The TAPP Coalition meat tax proposals are mentioned often in the article and design characteristics like GHG-emission pricing and how to use the tax revenues, were copied at certain level into the new USA meat tax proposals. But the authors translate the proposals for the situation in the USA, where federal sales taxes are non-existing, livestock farms are very large compared to the EU and more attention is needed in the USA for impacts on low income-people. This led to the proposal to consider a federal meat tax for farmers in stead of a tax on distributors or retail companies. At State or city level, a tax imposed on meat distributors is advised, to make consumers pay more for meat. In all cases, the design of a meat tax should avoid any negative impacts on low income people, or even lead to net benefits for them. The authors propose to use meat tax revenues to fund programmes that address hunger such as SNAP, school lunch programmes and local food banks, or even better: to reduce costs of alternatives to meat for low income people by subsidising purchases of food such as vegetables, fruit and legumes. This could be done by distributing (healthy food) vouchers to low income people using the proceeds of a tax, as Seattle did during the Pandemic using money of a soda tax.

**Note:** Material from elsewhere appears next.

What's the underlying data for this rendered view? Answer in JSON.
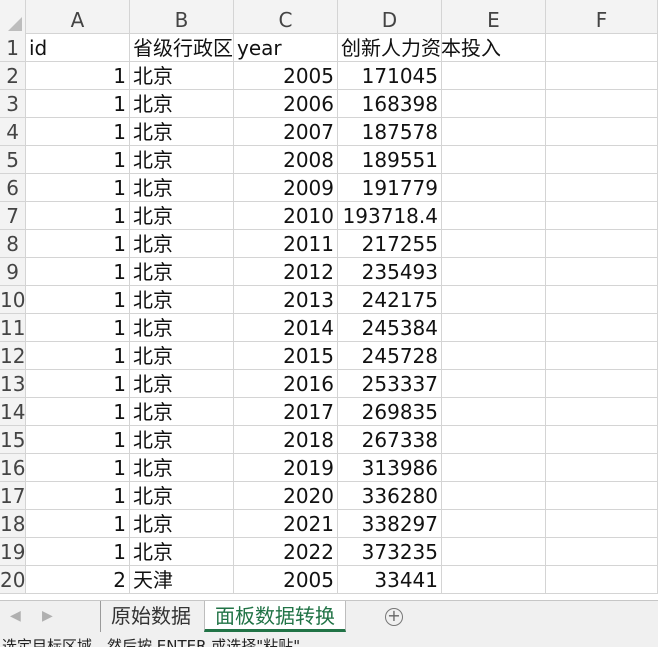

Since food prices are very high in the USA and reducing such costs became an election topic, this proposal needs more attention. Such food voucher schemes work very well in  different EU countries and the UK. In the Netherlands, lotteries provide healthy food credit cards annually to millions of people to buy healthy food like beans and meat alternatives for free at the largest retail company Albert Heijn (part of Ahold). Such programmes can be adopted by governments too at in a monthly scheme to buy specific climate friendly and healthy foods for free in different locations.  

The authors also refer to federal laws that preempts the taxation of food purchases made using Supplemental Nutrition Assistance Program (SNAP) benefits for low income-people. The availability of SNAP benefits and the rules governing them may provide a framework in the United States for addressing some of the concerns that a meat tax would disproportionately harm low-income people, although SNAP benefits likely could address regressivity only at the margin. 

In addition to using tax revenue to address regressivity (negative impacts on low income-people), a tax on meat would provide governments with a new source of revenue that could be directed to the government’s general fund and spent as governments prefer. The tax could also be spent on purposes such as regulating the meat industry to reduce risks to animal and human health, education, or reducing other taxes. 

The Article has not considered the political feasibility of different approaches to key issues in designing a meat tax, political
feasibility might influence the choice of designs to model. For example, if element one (a federal tax) were varied, a tax might be
modelled for States or cities (eg California or Berkeley) with the thought that they might be among the jurisdictions more likely to be open to taxing meat at some point in the immediate future, given the priority that they attach to reducing GHG emissions and animal welfare. 

Armed with concrete proposals designed with the U.S. context in mind, adressing all potential concerns, advocates might then seek to advance the idea of a meat tax in civil society groups and eventually in the political process. While there is little political appetite today for a meat tax, politics can quickly change. This was shown by the sudden political support for sustainable energy subsidies during the Pandemic and imposing a price on carbon in thirteen states through cap-and-trade programs even if the federal government doesn't like it. At EU level, the EU Commission is now studying an Emission Trading Scheme (cap-and trade program) for GHG emissions from the food system, eg at the level of slaugherhouses, dairy factories (downstream model) or closer to the consumer (retail companies). Germany proposed a high VAT tax on meat, by using tax revenues to support farmers to invest in animal welfare, while Denmark will introduce a GHG-emission tax on livestock by 2030.